Spring runoff was in full swing in May when a warden in Canada's Banff National Park discovered the mangled, waterlogged body of a female wolf on
the banks of the Bow River. It had been struck by a train on the Canadian Pacific Railroad line that runs through the park, a not-atypical death in the sprawling, 1,358-square-mile Bow Valley, where dozens of wolves have died on the tracks and highways over the last decade. Yet it symbolized something of the endgame confronting the Rockies' dwindling wolf population:
The dead wolf was pregnant with pups sired by the pack's lone surviving male, and Banff biologists recently declared that they have no intention of reintroducing wolves in the foreseeable future. "If we brought them in right now," says Carolyn Callaghan, codirector of the Central Rockies Wolf Project, "we'd be signing their death warrant."
However dismal the news, it's just the sort of ammunition that will come in handy this fall when a group of maverick biologists unveils one of the most sweeping and controversial environmental proposals in recent memory. The Tucson-based Wildlands Project hopes to establish a group of enormous North American wildlife corridors—vast parcels of land free from
subdivisions, mining, timber, roads, and other intrusive activities that will insure the vitality of ecosystems by providing animals the wilderness they need to roam safely in search of mates (a male grizzly typically covers 500 square miles in its lifetime looking for food and fertile females). Created in 1991 by Earth First! cofounderDave Foreman and University of
CaliforniaSanta Cruz conservation biologist Michael Soulé, its current aim is to establish nothing less than 21 swaths of interconnected habitat across the continent, including a 2,000-mile-long wilderness highway linking wolf and grizzly territory in the Bow Valley to the wide-open tundra of the Yukon.

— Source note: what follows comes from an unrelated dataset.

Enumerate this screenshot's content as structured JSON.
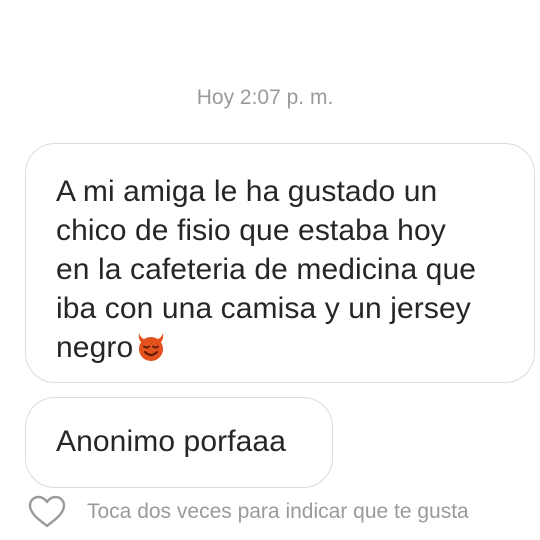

A logistical long shot? Possibly. Phase two, which follows eight years of planning and will kick off with the release of corridor maps to the public sometime in the next few months, promises to be especially time-consuming: Soulé and leaders from regional Wildlands chapters will begin lobbying federal and state agencies, including the U.S. Forest Service and
the U.S. Fish and Wildlife Service, to designate wilderness connections between public lands, build wildlife-friendly highway overpasses, and restrict road access in particularly sensitive areas. From there, they'll confront the challenge of creating buffer zones: coaxing landowners—through purchases and easements—to relinquish crucial acreage, imploring
ranchers to switch to less intensive grazing methods, and promoting green businesses such as ecotourism. "Restoration of these lands will take decades or even centuries in some places," concedes Soulé. "But remember, the Manhattan Project may have seemed improbable and fantastic in its day, too."

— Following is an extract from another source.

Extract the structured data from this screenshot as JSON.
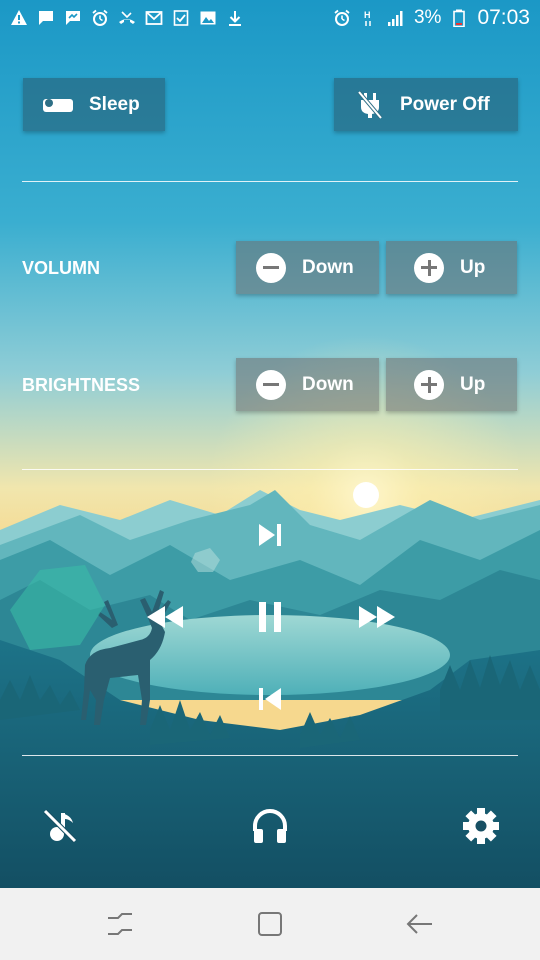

Needless to say, this is precisely the sort of language that members of the ever-vigilant Wise Use crowd find deeply threatening. "The Wildlands Project is an effort by the extreme elements in the environmental groups to carry out a cultural genocide of rural America and force people into cities," declares Chuck Cushman, executive director of the American Land
Rights Association. "It scares the hell out of us."